Although following in our footsteps, several pretender education magazines of uncertain bona fides have also begun to assess, rank and award schools and preschools, there is a patently obvious linkage between their awardees and advertisers. On the other hand, India’s top-ranked schools in the annual EW India School Rankings have seldom, if ever, advertised with us. Draw your own conclusions.
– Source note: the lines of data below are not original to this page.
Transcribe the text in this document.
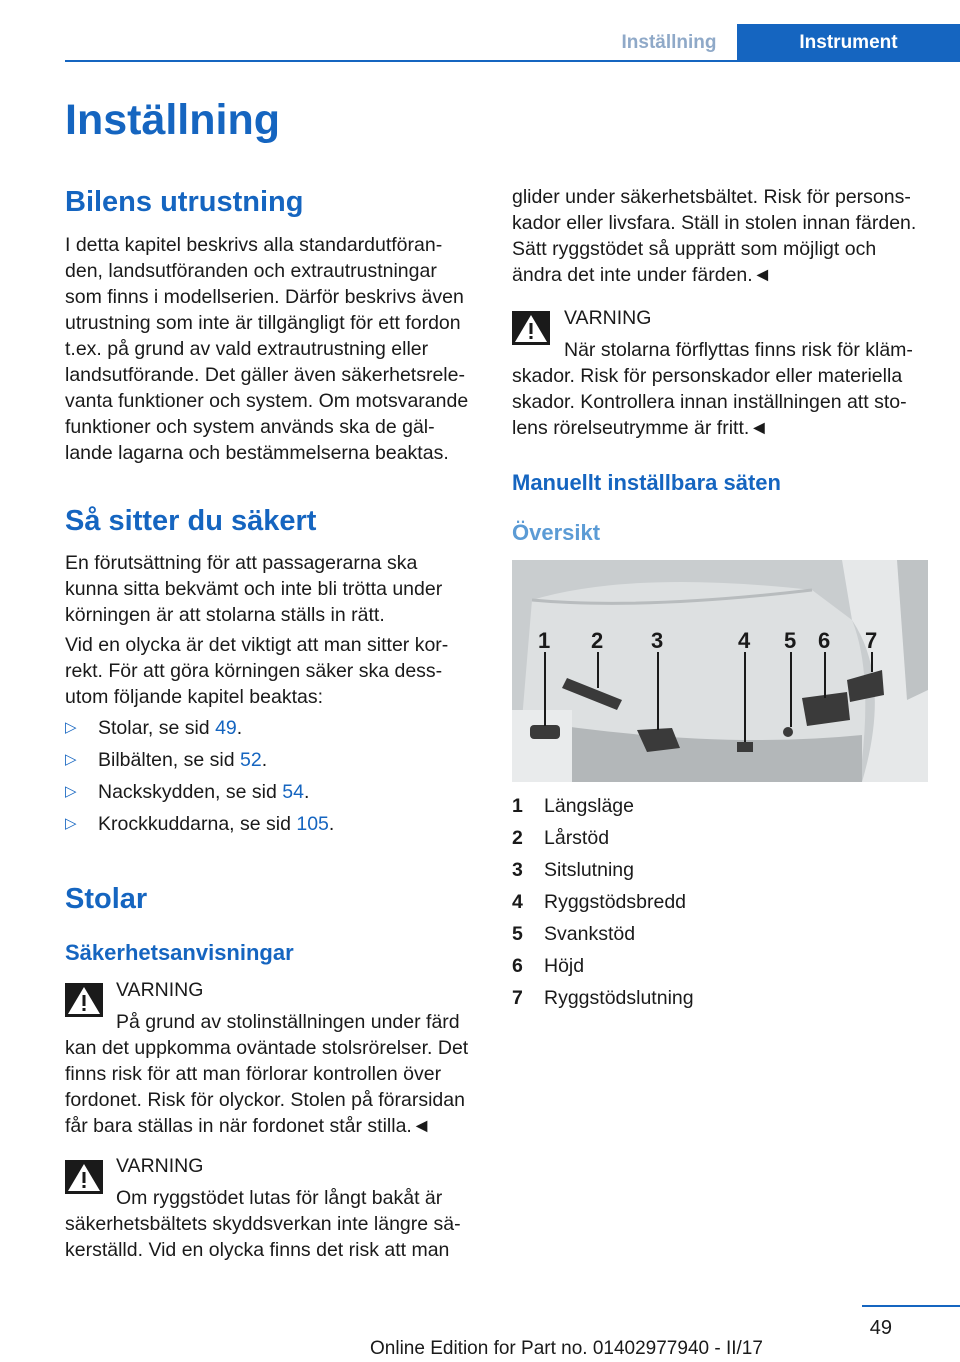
Inställning	Instrument
Inställning
Bilens utrustning

I detta kapitel beskrivs alla standardutföran-

den, landsutföranden och extrautrustningar

som finns i modellserien. Därför beskrivs även

utrustning som inte är tillgängligt för ett fordon

t.ex. på grund av vald extrautrustning eller

landsutförande. Det gäller även säkerhetsrele-

vanta funktioner och system. Om motsvarande

funktioner och system används ska de gäl-

lande lagarna och bestämmelserna beaktas.

Så sitter du säkert

En förutsättning för att passagerarna ska

kunna sitta bekvämt och inte bli trötta under

körningen är att stolarna ställs in rätt.

Vid en olycka är det viktigt att man sitter kor-

rekt. För att göra körningen säker ska dess-

utom följande kapitel beaktas:

▷	Stolar, se sid 49.
▷	Bilbälten, se sid 52.
▷	Nackskydden, se sid 54.
▷	Krockkuddarna, se sid 105.
Stolar
Säkerhetsanvisningar
VARNING
På grund av stolinställningen under färd

kan det uppkomma oväntade stolsrörelser. Det

finns risk för att man förlorar kontrollen över

fordonet. Risk för olyckor. Stolen på förarsidan

får bara ställas in när fordonet står stilla.◄

VARNING
Om ryggstödet lutas för långt bakåt är

säkerhetsbältets skyddsverkan inte längre sä-

kerställd. Vid en olycka finns det risk att man

glider under säkerhetsbältet. Risk för persons-

kador eller livsfara. Ställ in stolen innan färden.

Sätt ryggstödet så upprätt som möjligt och

ändra det inte under färden.◄

VARNING
När stolarna förflyttas finns risk för kläm-

skador. Risk för personskador eller materiella

skador. Kontrollera innan inställningen att sto-

lens rörelseutrymme är fritt.◄

Manuellt inställbara säten
Översikt
1 2 3	4 5 6 7
1	Längsläge
2	Lårstöd
3	Sitslutning
4	Ryggstödsbredd
5	Svankstöd
6	Höjd
7	Ryggstödslutning
49
Online Edition for Part no. 01402977940 - II/17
EducationWorld’s long war for according primacy to education — to make education the #1 item on the national development agenda — is far from over. Curiously the task of transforming the country’s largest population of children and youth from a liability into a valuable national asset seems to arouse minimal interest in politicians (who perhaps have a vested interest in maintaining a large and gullible, illiterate and poorly educated population) and the self-serving upwardly mobile middle class which has no interest in public education. Also surprisingly, the country’s esoteric intelligentsia is content to debate high matters of state without paying sufficient attention to this vital building block of national development. 

This is a huge mistake. Unless the country’s public and private education systems make a dramatic leap forward in the next few decades, all hopes and aspirations of India emerging as an economic super-power of the 21st century will vaporise into smoke. There should be no illusions about this harsh reality.